Office rents in the city are also being impacted by a lack of supply and rising build costs, says Savills, with significant rental growth through-out 2018. The firm’s research shows the top rent in Edinburgh now stands at £35 per sq ft and Savills expects the upward trajectory to continue in 2019.
Mike Irvine, director in the Scottish office agency team at Savills in Edinburgh, comments: “On the one hand we see businesses looking to enter and / or expand within the city centre in order to attract and retain talent, but there are also some occupiers who are less dependent on a city centre location that are starting to look elsewhere in light of rising rents and limited stock.
“The supply of land for new office development in the city centre remains severely restricted and what’s more, not all existing older buildings in the city centre lend themselves to refurbishments that satisfy today’s occupier.
“As a consequence we are unlikely to see the trend towards rising city centre rents abate in the short to medium term. Rising build costs are a further contributor to this trend”. Amidst severely restricted supply in the city centre, Savills suggests west Edinburgh may provide a solution for certain office occupiers in the Scottish capital in 2019.
“The firm says the area has seen significant public sector infrastructure investment and now benefits from excellent public transport links with three rail stations, a tram and bus terminus.
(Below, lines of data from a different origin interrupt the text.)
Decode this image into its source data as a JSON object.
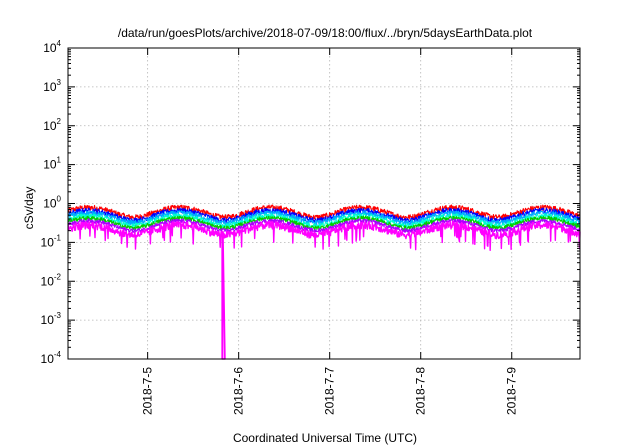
{
  "chart_data": {
    "type": "line",
    "title": "/data/run/goesPlots/archive/2018-07-09/18:00/flux/../bryn/5daysEarthData.plot",
    "xlabel": "Coordinated Universal Time (UTC)",
    "ylabel": "cSv/day",
    "x_scale": "time",
    "xlim": [
      "2018-07-04T03:00",
      "2018-07-09T18:00"
    ],
    "x_ticks": [
      "2018-7-5",
      "2018-7-6",
      "2018-7-7",
      "2018-7-8",
      "2018-7-9"
    ],
    "y_scale": "log",
    "ylim": [
      0.0001,
      10000
    ],
    "y_tick_labels": [
      {
        "base": "10",
        "exp": "-4"
      },
      {
        "base": "10",
        "exp": "-3"
      },
      {
        "base": "10",
        "exp": "-2"
      },
      {
        "base": "10",
        "exp": "-1"
      },
      {
        "base": "10",
        "exp": "0"
      },
      {
        "base": "10",
        "exp": "1"
      },
      {
        "base": "10",
        "exp": "2"
      },
      {
        "base": "10",
        "exp": "3"
      },
      {
        "base": "10",
        "exp": "4"
      }
    ],
    "grid": true,
    "legend": "none",
    "series": [
      {
        "color": "#ff0000",
        "level": 0.62,
        "noise": 0.16
      },
      {
        "color": "#0000ff",
        "level": 0.52,
        "noise": 0.15
      },
      {
        "color": "#00aaff",
        "level": 0.45,
        "noise": 0.14
      },
      {
        "color": "#00ffcc",
        "level": 0.38,
        "noise": 0.13
      },
      {
        "color": "#00cc00",
        "level": 0.33,
        "noise": 0.12
      },
      {
        "color": "#aa00ff",
        "level": 0.28,
        "noise": 0.12
      },
      {
        "color": "#ff00ff",
        "level": 0.22,
        "noise": 0.22
      }
    ],
    "dip": {
      "x": "2018-07-05T19:40",
      "y_min": 0.0001,
      "color": "#ff00ff"
    }
  }
}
Savills believes out of town opportunities such as The Stones and One Lochside View on Edinburgh Park offer occupiers considering west Edinburgh good quality office space at a significant discount to the city centre.
Key deals in 2018 include: Baillie Gifford pre-letting 60,000 sq ft at the Mint Building; Law firm Brodies committing to the top three floors at Capital Square alongside Pinsent Mason which signed a pre-let on 25,000 sq ft in the new development; insurance firm Royal London leasing the entirety of 22 Haymarket Yards (47,000 sq ft); and EDF and Burgess Salmon committing to Atria One in Edinburgh’s Exchange business district.